Dans cet état d’agitation fébrile, ne possédant même pas une chambre que je pusse me réserver entièrement, je fis un tour sur la terrasse, et je réfléchis à fond. Mes pensées seraient de peu d’intérêt à faire connaître, mais je me trouvai vieux, cassé, peu propre à mon emploi, et me demandai, pour la première fois de ma vie, s’il ne plairait pas à la Providence de me rappeler à elle. Et pourtant, malgré tout, je conservais ma foi en miss Rachel. Si le sergent Cuff eût été Salomon en personne, et qu’il eût accusé ma jeune maîtresse d’être mêlée à cette basse et vile intrigue, je n’aurais eu qu’une réponse au service de Salomon, tout sage qu’il était : « Vous ne la connaissez pas, tandis que moi je la connais. »

Mes réflexions furent interrompues par Samuel, qui m’apportait un message écrit de la part de ma maîtresse.

Comme je rentrais dans la maison pour le lire à la lumière, Samuel observa que le temps allait changer, ce que mon esprit troublé m’avait empêché de remarquer plus tôt.
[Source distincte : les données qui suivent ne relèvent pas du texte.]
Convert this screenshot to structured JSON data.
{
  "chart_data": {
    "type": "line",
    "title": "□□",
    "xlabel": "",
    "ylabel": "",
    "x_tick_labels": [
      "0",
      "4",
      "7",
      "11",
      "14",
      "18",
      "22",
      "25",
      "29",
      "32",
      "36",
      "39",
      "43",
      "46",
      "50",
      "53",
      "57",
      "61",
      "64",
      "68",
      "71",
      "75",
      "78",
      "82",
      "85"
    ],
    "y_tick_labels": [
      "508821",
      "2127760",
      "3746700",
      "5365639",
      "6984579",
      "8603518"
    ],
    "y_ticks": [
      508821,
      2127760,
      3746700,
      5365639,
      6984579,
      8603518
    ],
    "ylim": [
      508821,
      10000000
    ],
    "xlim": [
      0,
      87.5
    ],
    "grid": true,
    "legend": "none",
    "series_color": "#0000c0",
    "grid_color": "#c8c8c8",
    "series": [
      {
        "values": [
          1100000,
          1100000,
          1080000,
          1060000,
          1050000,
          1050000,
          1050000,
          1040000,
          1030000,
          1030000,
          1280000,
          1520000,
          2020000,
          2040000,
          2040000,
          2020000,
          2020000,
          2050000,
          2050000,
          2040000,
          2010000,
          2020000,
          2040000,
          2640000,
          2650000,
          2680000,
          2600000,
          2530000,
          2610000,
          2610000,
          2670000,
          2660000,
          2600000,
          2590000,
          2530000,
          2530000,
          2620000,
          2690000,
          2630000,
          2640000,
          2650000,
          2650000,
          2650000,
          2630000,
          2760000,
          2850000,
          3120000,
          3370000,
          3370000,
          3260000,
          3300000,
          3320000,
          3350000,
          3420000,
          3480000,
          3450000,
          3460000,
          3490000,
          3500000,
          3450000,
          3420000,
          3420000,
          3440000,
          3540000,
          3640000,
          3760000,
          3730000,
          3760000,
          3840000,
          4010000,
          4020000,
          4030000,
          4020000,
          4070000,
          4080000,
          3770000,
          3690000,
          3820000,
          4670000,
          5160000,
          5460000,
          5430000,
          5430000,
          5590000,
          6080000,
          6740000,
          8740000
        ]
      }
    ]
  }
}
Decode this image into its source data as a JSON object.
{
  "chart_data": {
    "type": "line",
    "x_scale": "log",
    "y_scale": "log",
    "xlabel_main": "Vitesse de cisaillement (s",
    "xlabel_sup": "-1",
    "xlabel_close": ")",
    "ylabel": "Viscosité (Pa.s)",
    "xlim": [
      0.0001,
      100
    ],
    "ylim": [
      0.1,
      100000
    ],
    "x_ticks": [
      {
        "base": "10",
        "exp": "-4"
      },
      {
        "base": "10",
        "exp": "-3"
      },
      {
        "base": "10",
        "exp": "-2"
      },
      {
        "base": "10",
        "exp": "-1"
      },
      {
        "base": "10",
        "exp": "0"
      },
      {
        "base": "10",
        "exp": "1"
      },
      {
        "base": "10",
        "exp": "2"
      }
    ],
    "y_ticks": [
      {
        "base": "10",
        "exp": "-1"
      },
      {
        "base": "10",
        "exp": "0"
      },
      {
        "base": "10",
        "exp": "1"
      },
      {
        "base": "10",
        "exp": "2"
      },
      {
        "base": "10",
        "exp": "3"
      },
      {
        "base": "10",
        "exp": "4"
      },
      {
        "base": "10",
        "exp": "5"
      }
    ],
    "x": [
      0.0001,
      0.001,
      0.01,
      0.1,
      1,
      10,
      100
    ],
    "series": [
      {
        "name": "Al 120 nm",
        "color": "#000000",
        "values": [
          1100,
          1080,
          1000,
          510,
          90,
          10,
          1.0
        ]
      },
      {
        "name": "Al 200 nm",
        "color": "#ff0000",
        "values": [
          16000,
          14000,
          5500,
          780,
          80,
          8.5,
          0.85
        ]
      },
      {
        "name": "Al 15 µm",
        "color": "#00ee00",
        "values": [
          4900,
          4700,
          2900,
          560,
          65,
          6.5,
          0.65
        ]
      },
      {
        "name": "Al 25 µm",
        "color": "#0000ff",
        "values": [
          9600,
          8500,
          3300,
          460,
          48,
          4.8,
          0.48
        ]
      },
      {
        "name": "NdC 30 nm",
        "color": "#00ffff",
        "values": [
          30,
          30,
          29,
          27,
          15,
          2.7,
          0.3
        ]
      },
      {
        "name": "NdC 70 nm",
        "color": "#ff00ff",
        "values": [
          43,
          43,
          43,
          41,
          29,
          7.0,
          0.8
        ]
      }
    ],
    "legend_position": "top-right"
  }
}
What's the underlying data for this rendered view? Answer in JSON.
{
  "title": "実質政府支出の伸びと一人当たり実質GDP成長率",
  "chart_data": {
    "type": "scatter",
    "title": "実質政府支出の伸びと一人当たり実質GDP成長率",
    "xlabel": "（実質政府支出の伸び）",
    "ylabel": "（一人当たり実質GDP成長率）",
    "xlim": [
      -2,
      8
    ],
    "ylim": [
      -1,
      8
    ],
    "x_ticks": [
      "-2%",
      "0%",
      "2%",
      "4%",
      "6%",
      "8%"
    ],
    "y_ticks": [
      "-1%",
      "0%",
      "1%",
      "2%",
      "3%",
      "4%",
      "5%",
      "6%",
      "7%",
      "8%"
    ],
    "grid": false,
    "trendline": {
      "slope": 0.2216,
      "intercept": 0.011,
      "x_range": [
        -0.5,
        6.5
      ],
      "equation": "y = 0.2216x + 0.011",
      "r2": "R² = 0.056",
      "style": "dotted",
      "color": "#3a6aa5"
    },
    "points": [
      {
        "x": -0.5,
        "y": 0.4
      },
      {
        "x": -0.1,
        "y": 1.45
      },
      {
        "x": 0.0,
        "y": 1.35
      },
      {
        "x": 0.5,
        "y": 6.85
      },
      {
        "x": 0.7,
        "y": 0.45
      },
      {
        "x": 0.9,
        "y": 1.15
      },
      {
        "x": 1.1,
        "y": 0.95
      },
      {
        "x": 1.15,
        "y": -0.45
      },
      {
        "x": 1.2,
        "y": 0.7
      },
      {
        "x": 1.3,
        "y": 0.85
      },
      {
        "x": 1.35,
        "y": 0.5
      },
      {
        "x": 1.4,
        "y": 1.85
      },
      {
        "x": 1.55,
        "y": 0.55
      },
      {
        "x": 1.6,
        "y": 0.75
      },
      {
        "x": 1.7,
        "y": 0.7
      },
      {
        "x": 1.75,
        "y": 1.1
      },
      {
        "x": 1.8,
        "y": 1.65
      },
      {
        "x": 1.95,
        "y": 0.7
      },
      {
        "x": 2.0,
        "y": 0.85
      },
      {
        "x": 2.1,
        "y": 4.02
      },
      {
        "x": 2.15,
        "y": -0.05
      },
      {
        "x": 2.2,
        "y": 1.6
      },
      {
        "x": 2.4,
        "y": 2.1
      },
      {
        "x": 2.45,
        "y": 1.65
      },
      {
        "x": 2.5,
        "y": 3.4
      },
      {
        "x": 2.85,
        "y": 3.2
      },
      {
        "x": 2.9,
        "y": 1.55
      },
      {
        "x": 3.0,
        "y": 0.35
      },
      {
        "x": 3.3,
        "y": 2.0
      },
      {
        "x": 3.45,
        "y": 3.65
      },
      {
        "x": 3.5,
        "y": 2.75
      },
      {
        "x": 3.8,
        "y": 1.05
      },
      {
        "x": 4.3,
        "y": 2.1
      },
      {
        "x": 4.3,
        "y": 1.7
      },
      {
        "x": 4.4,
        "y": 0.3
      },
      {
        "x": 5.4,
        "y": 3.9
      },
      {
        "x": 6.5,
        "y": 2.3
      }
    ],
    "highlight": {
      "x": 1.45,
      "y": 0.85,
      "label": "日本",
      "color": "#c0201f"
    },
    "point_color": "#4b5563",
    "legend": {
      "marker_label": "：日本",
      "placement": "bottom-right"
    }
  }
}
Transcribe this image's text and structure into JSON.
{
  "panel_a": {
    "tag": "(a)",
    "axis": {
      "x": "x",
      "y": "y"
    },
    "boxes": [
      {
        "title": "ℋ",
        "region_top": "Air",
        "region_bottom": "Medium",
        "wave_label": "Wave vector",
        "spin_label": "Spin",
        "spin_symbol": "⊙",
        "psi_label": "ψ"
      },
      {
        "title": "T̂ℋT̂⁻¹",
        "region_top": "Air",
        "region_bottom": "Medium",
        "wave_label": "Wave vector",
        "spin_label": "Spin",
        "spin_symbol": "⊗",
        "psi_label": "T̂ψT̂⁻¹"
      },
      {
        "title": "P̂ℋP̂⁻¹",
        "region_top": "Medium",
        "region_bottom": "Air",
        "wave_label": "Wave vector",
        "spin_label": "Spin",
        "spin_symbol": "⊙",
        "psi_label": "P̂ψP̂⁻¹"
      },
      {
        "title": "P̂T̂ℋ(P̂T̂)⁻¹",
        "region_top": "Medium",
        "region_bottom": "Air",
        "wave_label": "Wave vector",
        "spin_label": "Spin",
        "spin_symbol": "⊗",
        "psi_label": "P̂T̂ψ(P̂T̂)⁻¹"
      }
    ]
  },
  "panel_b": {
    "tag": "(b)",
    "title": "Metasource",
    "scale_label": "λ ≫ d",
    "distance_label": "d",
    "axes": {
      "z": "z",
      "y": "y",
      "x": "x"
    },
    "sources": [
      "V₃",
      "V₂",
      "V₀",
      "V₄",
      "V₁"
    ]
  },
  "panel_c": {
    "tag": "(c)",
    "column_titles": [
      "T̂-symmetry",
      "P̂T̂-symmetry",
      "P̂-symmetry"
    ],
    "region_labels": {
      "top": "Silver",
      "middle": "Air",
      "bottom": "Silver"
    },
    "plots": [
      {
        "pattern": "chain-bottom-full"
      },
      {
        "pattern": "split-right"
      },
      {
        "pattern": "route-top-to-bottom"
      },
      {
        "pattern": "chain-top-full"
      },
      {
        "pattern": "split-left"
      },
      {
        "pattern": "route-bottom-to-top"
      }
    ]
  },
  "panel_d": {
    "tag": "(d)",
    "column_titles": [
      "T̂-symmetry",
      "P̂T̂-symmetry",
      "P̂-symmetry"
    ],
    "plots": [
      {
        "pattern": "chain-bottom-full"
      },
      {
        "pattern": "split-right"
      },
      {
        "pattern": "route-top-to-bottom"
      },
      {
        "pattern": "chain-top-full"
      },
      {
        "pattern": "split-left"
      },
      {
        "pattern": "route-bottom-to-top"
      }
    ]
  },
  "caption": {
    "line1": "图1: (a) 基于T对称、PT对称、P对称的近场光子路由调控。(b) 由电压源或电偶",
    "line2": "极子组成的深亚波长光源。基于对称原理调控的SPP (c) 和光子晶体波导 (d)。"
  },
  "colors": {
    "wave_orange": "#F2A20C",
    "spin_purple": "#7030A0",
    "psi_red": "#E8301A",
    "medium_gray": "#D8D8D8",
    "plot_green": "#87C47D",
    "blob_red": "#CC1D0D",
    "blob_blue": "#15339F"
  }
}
Maintenant que mon attention était attirée là-dessus, j’entendis bien les chiens se démener, et le vent sifflant déjà ; je regardai le ciel, il était chargé de nuages noirs, qui couraient avec une vitesse croissante sur une lune mouillée : Samuel avait raison, un orage menaçait.

J’appris par le billet de lady Verinder que le magistrat de Frizinghall lui avait écrit pour rappeler à son attention les trois Indiens. Ces coquins devaient être relâchés au commencement de la semaine, et laissés libres de suivre leurs mauvaises inspirations. Si nous avions à les interroger de nouveau, il ne restait pas de temps à perdre. Ma maîtresse avait oublié de parler de cet incident au sergent, et elle me priait de réparer son omission. Les Indiens étaient complètement sortis de ma mémoire, et sans doute de la vôtre. Je ne voyais guère d’utilité à m’occuper d’eux ; pourtant, je suivis sur-le-champ mes instructions.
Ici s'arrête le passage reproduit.